Bagabond was her last hope. Chris wouldn't dare just shoot her. It would be too obvious to the few mafiosi still loyal to her father and the Gambione name. He had had to find another way. This was it, she could feel it.

Bagabond pulled off her headphones. Something, like a fading echo within her mind, had broken her concentration on C.C.'s newest tapes. She tracked it back through the lines of consciousness that intersected in her mind, identified the medium as a bird's mind, then found the pigeon who carried the vision. Rosemary called to her again out of the pigeon's memory.

Rosemary had given her address. Bagabond knew the area. She sat stroking the ginger's back as she debated meeting Rosemary. She couldn't trust the woman anymore. In the message she had left among the pigeons, Rosemary promised to tell Bagabond who really killed Paul. The Mafia leader sounded sincere, but Bagabond had seen her in action before. She was a lawyer. She was trained to say whatever would best serve her purposes at that moment.

But even Rosemary's training could not hide the fear that was carried by every pigeon she had reached. Rosemary was terrified. Bagabond remembered the first time they had met. The social worker, frightened then but frightened of not being able to help, had done everything she could for the street people. Bagabond remembered Rosemary's teasing questions about her dates with Paul and going shopping together for just the right outfit to impress him. Rosemary had given her back part of her life.

But she had paid that debt. She'd already saved Rosemary's life once when Water Lily had betrayed her. Betrayal. What about Paul? Wasn't helping Rosemary betraying Paul? Bagabond still suspected that Rosemary was more involved in his death than she would admit.

Bagabond stood up and dumped the cat onto the floor. She picked up her old coats and wrapped them around her. Even if she decided that Rosemary was lying about Paul's death, she had meant too much to her for too long to abandon her now. She turned off the tape deck and amplifier. The green telltales that had illuminated the room dimly faded to black. Bagabond's eyes adjusted almost instantly as she walked unhesitatingly across the loft toward the door and the New York City night.

Down on the street she began gathering her forces. Bagabond contacted the pigeons, the cats and the dogs, and the rarer ones: the pair of peregrine falcons, the wolf who had escaped from his would-be owners, and the ocelot who spent her time prowling the parks for stray dogs. The wild ones listened to her call and were ready to follow her.

Rosemary was north near Jokertown.

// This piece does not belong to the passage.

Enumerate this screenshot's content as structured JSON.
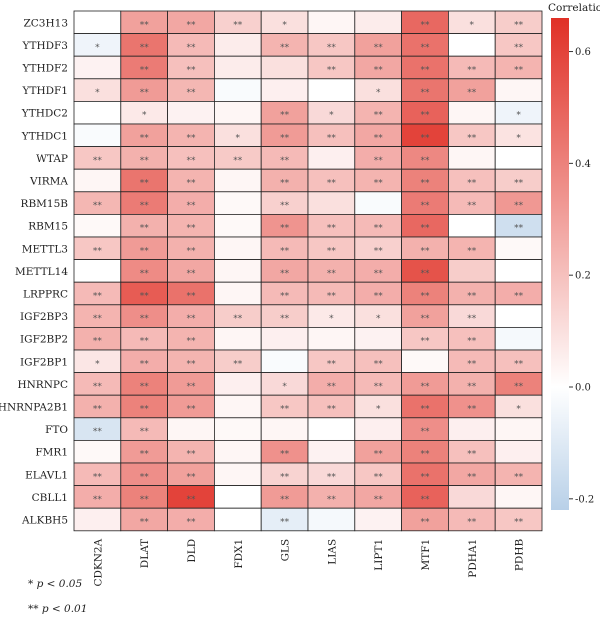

It would be a long walk to this hotel where she would be meeting someone who planned to harm her. Bagabond slipped into a subway entrance and began working her way through the tunnels toward Jokertown. She had gone almost a mile underground when Jack called.

Jack had been missing since the night of the concert. Cordelia had been concerned, but she had assumed that he was doing what he wanted and had not tried to find him. He and Bagabond continued to avoid each other, and she had not tracked him down either. The strength of his sending was incredible. Bagabond fell to one knee, then collapsed under the weight of it.

She caught snatches of images. It was enough to tell her he was in a hospital. But that was not the message. Jack was cycling through the human-alligator as fast as he could, using the alligator-persona to contact her and the human to communicate. It was Cordelia. She was in trouble. Filtered through Jack's perceptions, Bagabond understood that Cordelia had called for Jack but he was physically unable to help her. Not only was he switching between alligator and human, he was alternating between consciousness and coma. Jack was expending all the energy he could muster to ask her for help.

Bagabond concentrated. Cordelia's fear resonated through everything Jack sent. Images cascaded through Bagabond's mind. A needle, the pain of an injection. A street empty of pedestrians or traffic. Anonymous buildings. They looked like apartments, but Bagabond did not recognize the neighborhood.